On life and things in between…

My journey to the light

Frajna Puspita
4 min readAug 27, 2021

It is almost magical how things could change within a short amount of time. One day, there was a girl who’s very thankful for the life she currently lived; she saw the world as a beautiful place that her heart was filled with so much love. But the next day, things went downhill; one bad decision led to another bad situation — and vice versa. She ended up thinking she deserved nothing. She hasn’t done herself any favor just by being thankful. This cycle goes on and on, it changes almost seamlessly as day and night, and she survived, almost every time. She was me.

Up until these 23 years of living, I have experienced some of the worst and the best moments of my life (so far). Those spark the most basic questions; “Why am I here?” “What is the point of feeling so much pain and love?” “What is the point of living?”

I don’t understand life. Apparently, no one does. There was no guidebook or a tutorial just as I was born — even though I really wish I had. So, as I understand it, people are just trying to do things that work for them. Some treat life as a competition as it would make them feel like a winner. Some others treat it as a survival game and everything else is either a friend or a foe. Some, practically don’t care and live on autopilot. Happy, successful, and rich. I often find those words in every motivational book I read and now I’m getting to the point where all of those words seem to have no more meaning. They are merely ideas that sell the book.
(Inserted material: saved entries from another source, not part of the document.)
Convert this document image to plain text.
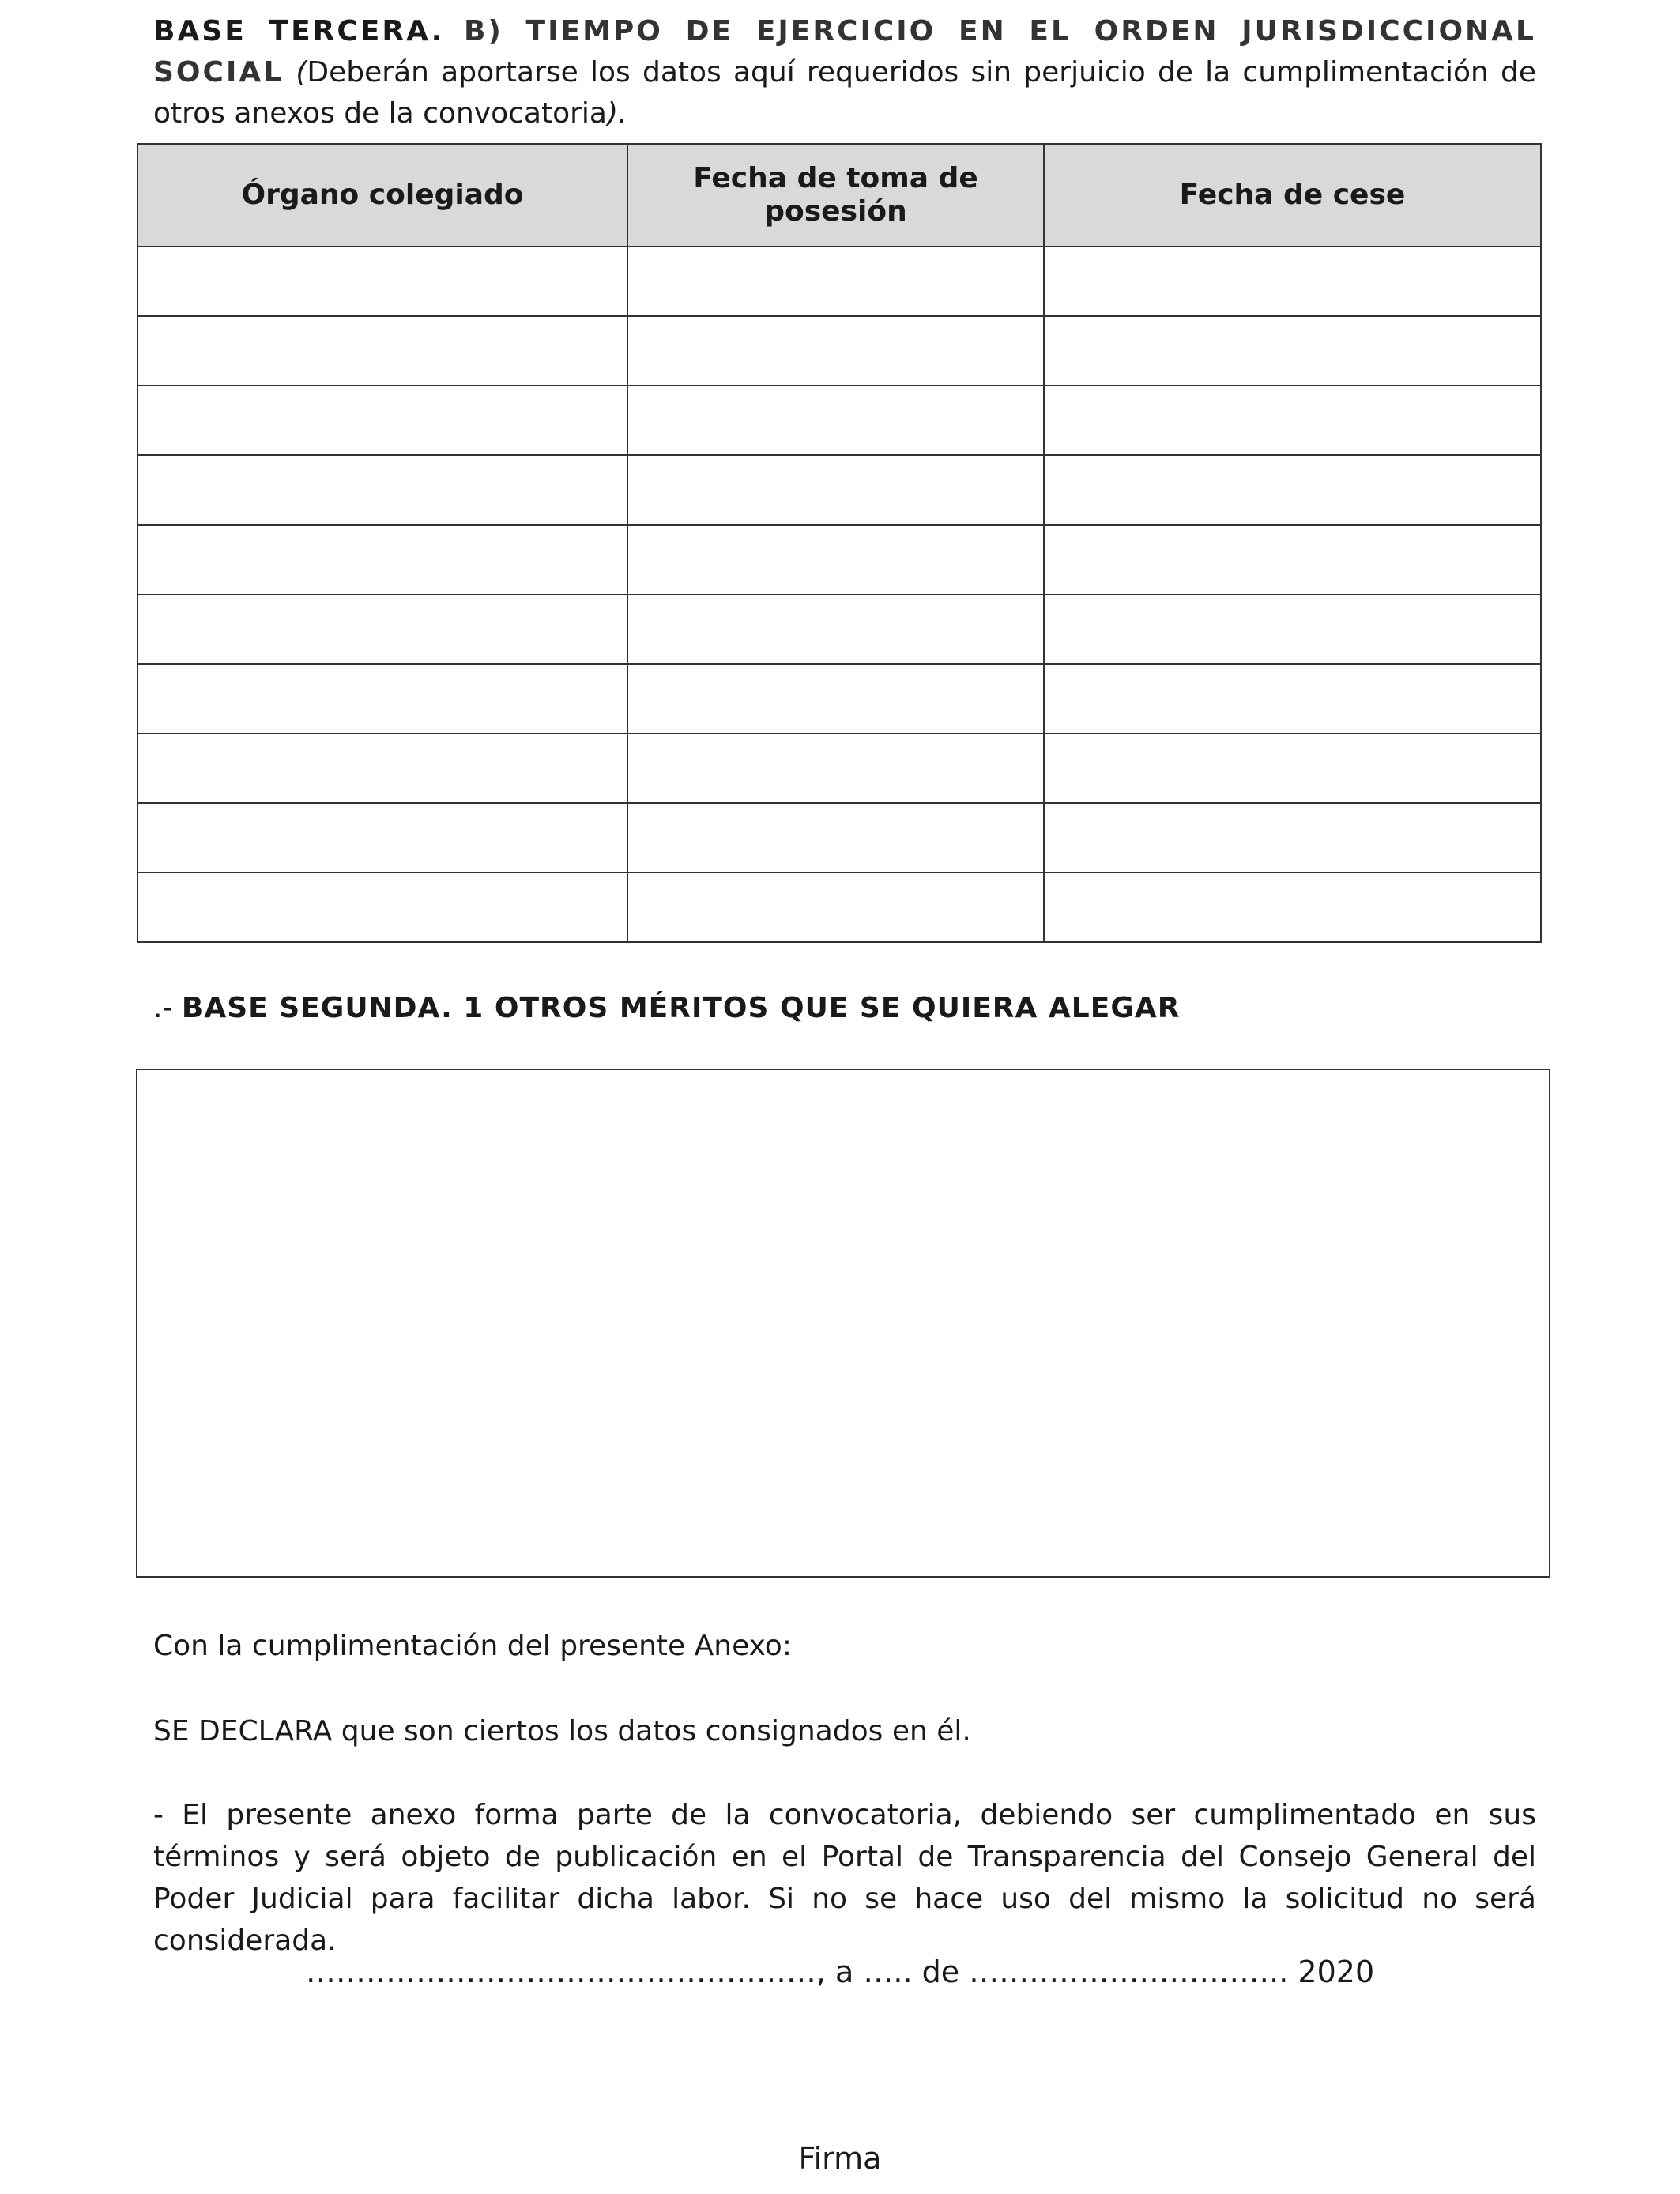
BASE TERCERA. B) TIEMPO DE EJERCICIO EN EL ORDEN JURISDICCIONAL SOCIAL (Deberán aportarse los datos aquí requeridos sin perjuicio de la cumplimentación de otros anexos de la convocatoria).
Órgano colegiado	Fecha de toma de posesión	Fecha de cese

.- BASE SEGUNDA. 1 OTROS MÉRITOS QUE SE QUIERA ALEGAR
Con la cumplimentación del presente Anexo:
SE DECLARA que son ciertos los datos consignados en él.
- El presente anexo forma parte de la convocatoria, debiendo ser cumplimentado en sus términos y será objeto de publicación en el Portal de Transparencia del Consejo General del Poder Judicial para facilitar dicha labor. Si no se hace uso del mismo la solicitud no será considerada.
……………………………………………, a ….. de ………………………….. 2020
Firma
I tried to live as what other people thought I was best for. I followed their advice, and I ended up lost. Every. Single. Time. As I was in that path that was engraved for me by others, I was stepping away from living a fulfilling life that could suit me. I didn’t know what I wished for and describe the term ‘fulfilling’, though, but, I just knew it… in my guts! (Probably not the best excuse, but it’s good enough for me to have that ‘woke’ moment).
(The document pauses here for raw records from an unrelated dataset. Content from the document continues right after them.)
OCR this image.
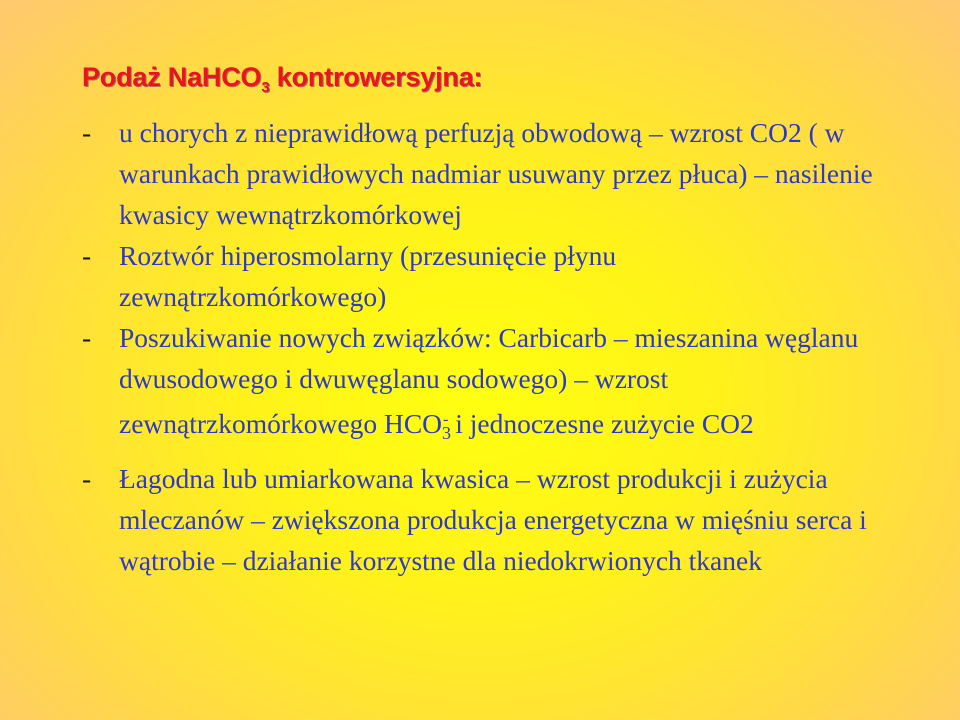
Podaż NaHCO$_3$ kontrowersyjna:
- u chorych z nieprawidłową perfuzją obwodową – wzrost CO2 ( w warunkach prawidłowych nadmiar usuwany przez płuca) – nasilenie kwasicy wewnątrzkomórkowej
- Roztwór hiperosmolarny (przesunięcie płynu zewnątrzkomórkowego)
- Poszukiwanie nowych związków: Carbicarb – mieszanina węglanu dwusodowego i dwuwęglanu sodowego) – wzrost zewnątrzkomórkowego $HCO_3^-$ i jednoczesne zużycie CO2
- Łagodna lub umiarkowana kwasica – wzrost produkcji i zużycia mleczanów – zwiększona produkcja energetyczna w mięśniu serca i wątrobie – działanie korzystne dla niedokrwionych tkanek
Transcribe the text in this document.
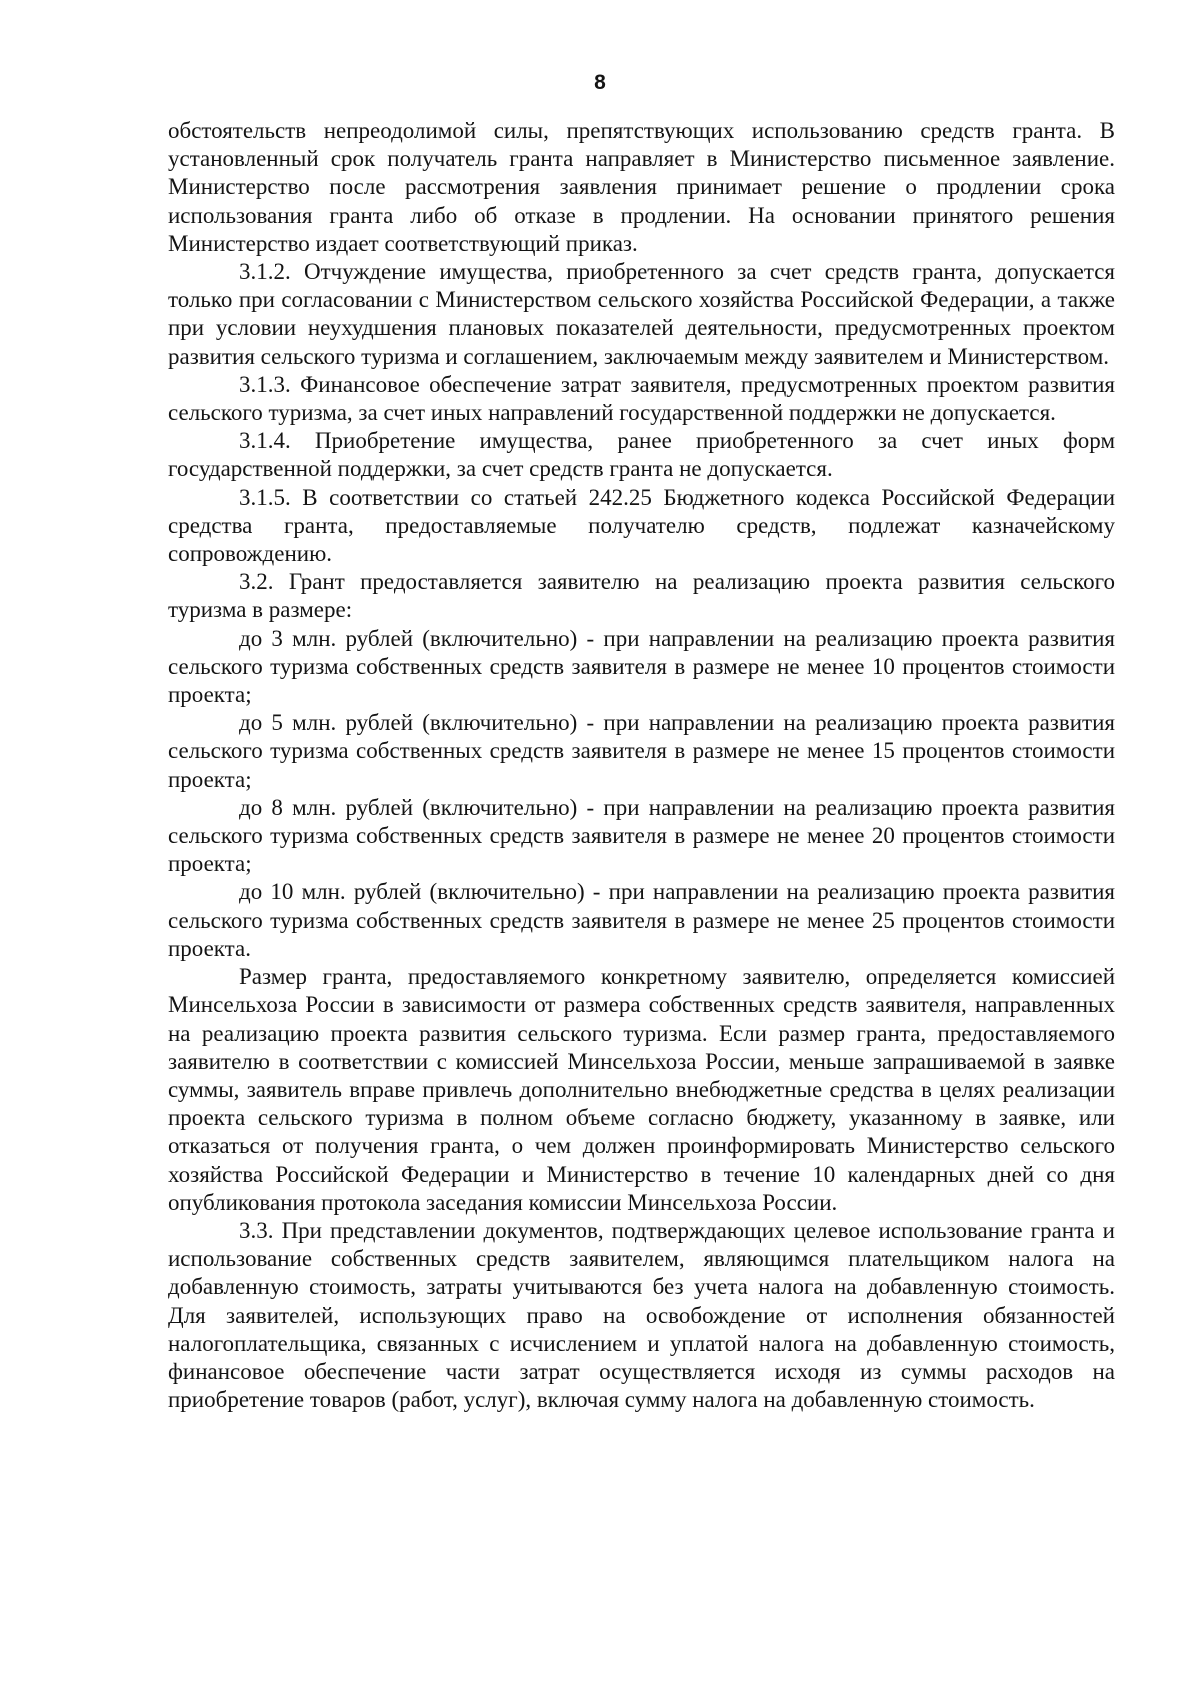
8

обстоятельств непреодолимой силы, препятствующих использованию средств гранта. В установленный срок получатель гранта направляет в Министерство письменное заявление. Министерство после рассмотрения заявления принимает решение о продлении срока использования гранта либо об отказе в продлении. На основании принятого решения Министерство издает соответствующий приказ.

3.1.2. Отчуждение имущества, приобретенного за счет средств гранта, допускается только при согласовании с Министерством сельского хозяйства Российской Федерации, а также при условии неухудшения плановых показателей деятельности, предусмотренных проектом развития сельского туризма и соглашением, заключаемым между заявителем и Министерством.

3.1.3. Финансовое обеспечение затрат заявителя, предусмотренных проектом развития сельского туризма, за счет иных направлений государственной поддержки не допускается.

3.1.4. Приобретение имущества, ранее приобретенного за счет иных форм государственной поддержки, за счет средств гранта не допускается.

3.1.5. В соответствии со статьей 242.25 Бюджетного кодекса Российской Федерации средства гранта, предоставляемые получателю средств, подлежат казначейскому сопровождению.

3.2. Грант предоставляется заявителю на реализацию проекта развития сельского туризма в размере:

до 3 млн. рублей (включительно) - при направлении на реализацию проекта развития сельского туризма собственных средств заявителя в размере не менее 10 процентов стоимости проекта;

до 5 млн. рублей (включительно) - при направлении на реализацию проекта развития сельского туризма собственных средств заявителя в размере не менее 15 процентов стоимости проекта;

до 8 млн. рублей (включительно) - при направлении на реализацию проекта развития сельского туризма собственных средств заявителя в размере не менее 20 процентов стоимости проекта;

до 10 млн. рублей (включительно) - при направлении на реализацию проекта развития сельского туризма собственных средств заявителя в размере не менее 25 процентов стоимости проекта.

Размер гранта, предоставляемого конкретному заявителю, определяется комиссией Минсельхоза России в зависимости от размера собственных средств заявителя, направленных на реализацию проекта развития сельского туризма. Если размер гранта, предоставляемого заявителю в соответствии с комиссией Минсельхоза России, меньше запрашиваемой в заявке суммы, заявитель вправе привлечь дополнительно внебюджетные средства в целях реализации проекта сельского туризма в полном объеме согласно бюджету, указанному в заявке, или отказаться от получения гранта, о чем должен проинформировать Министерство сельского хозяйства Российской Федерации и Министерство в течение 10 календарных дней со дня опубликования протокола заседания комиссии Минсельхоза России.

3.3. При представлении документов, подтверждающих целевое использование гранта и использование собственных средств заявителем, являющимся плательщиком налога на добавленную стоимость, затраты учитываются без учета налога на добавленную стоимость. Для заявителей, использующих право на освобождение от исполнения обязанностей налогоплательщика, связанных с исчислением и уплатой налога на добавленную стоимость, финансовое обеспечение части затрат осуществляется исходя из суммы расходов на приобретение товаров (работ, услуг), включая сумму налога на добавленную стоимость.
So, I was done trying to live as what others think is good for me. And I switched my path to living in balance — as I have always believed in balance. I believed that being ‘in between’ would lead me to a better life. But no matter how much I tried, I always end up either with poor outcomes or — if I’m lucky, the good ones. I tried to fight it. I wanted things to turn out fine and go as planned, little did I know I was putting too much burden on myself that I always winded up feeling upset. I felt stuck and there was a hollow in my chest that told me no matter how hard I try, I won’t make things any better. I saw my life in dualism: good or bad, win or lose, happy or sad, contentment or regret.

But then, I stumbled upon Kierkegaard’s idea:

Life is not a problem to be solved, but a reality to be experienced.
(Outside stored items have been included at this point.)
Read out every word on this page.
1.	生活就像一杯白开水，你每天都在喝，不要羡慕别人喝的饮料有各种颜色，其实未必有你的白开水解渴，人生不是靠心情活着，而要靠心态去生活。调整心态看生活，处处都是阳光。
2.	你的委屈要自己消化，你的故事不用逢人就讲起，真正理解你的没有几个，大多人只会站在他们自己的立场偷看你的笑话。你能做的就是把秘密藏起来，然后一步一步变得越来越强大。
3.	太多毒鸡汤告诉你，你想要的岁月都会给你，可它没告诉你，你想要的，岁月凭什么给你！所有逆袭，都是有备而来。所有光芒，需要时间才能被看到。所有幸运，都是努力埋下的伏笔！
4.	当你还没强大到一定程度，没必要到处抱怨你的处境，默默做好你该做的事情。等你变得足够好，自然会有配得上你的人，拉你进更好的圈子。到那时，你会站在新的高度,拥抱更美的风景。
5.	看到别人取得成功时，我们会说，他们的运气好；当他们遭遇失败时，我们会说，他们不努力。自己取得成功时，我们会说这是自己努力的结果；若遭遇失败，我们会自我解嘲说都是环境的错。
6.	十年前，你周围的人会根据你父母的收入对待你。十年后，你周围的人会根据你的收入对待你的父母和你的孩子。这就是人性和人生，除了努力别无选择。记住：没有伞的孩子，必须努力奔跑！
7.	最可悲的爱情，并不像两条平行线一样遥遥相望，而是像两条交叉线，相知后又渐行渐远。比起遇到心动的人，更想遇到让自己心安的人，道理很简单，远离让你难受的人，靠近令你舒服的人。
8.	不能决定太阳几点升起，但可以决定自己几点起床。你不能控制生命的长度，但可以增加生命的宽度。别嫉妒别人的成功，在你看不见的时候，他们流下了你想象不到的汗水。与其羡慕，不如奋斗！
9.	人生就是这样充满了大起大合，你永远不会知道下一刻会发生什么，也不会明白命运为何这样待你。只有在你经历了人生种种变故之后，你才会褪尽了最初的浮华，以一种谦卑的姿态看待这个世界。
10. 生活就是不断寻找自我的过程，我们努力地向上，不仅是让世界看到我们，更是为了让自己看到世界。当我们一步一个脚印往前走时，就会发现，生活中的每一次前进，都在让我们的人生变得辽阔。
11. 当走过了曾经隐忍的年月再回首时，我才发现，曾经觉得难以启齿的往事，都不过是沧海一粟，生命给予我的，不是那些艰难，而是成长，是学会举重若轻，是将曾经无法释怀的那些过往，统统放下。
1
Everything happens simultaneously, it’s part of life. The pain and love, the lost and found, the happiness and regret, they are supposed to happen. Life is too complex and too dynamic to be figured out, the only answer is to simply live in it and just be. I realized that no matter which path I choose, which decision I make, I would still end up feeling things. It would feel great or horrible, but it is — a matter of fact, the point of being.

I remembered a book I once read, entitled Siddhartha by Herman Hesse. There was a moment in the book in which Siddharta was sitting by the river, listening to its sound.

“…when Siddhartha was listening attentively to this river, this song of a thousand voices, when he neither listened to the suffering nor the laughter, when he did not tie his soul to any particular voice and submerged his self into it, but when he heard them all, perceived the whole, the oneness, then the great song of the thousand voices consisted of a single word, which was Om: the perfection.”

This might be getting a little too deep, but let me get to the surface quite a bit. The passage emphasized about mindfulness, that in all the lives we live; we are only a part of its current. The complexity, the variety, emotions, thoughts, actions, moments, everything in between, it is just a way of life. Looking from inside the ‘river’, it’s loud, confusing, numbing; it rages. Looking from the outside, by simply being open, and you may see the flow, you will see that life only follows its law, it just keeps going, and that is the bigger picture.

All of these years I’ve been looking for ways on how to live the best life, but searching numbs me from other things which would make my life richer. Thanks to Kierkegaard and Herman Hesse, mindfulness becomes my new way of living a content and peaceful life.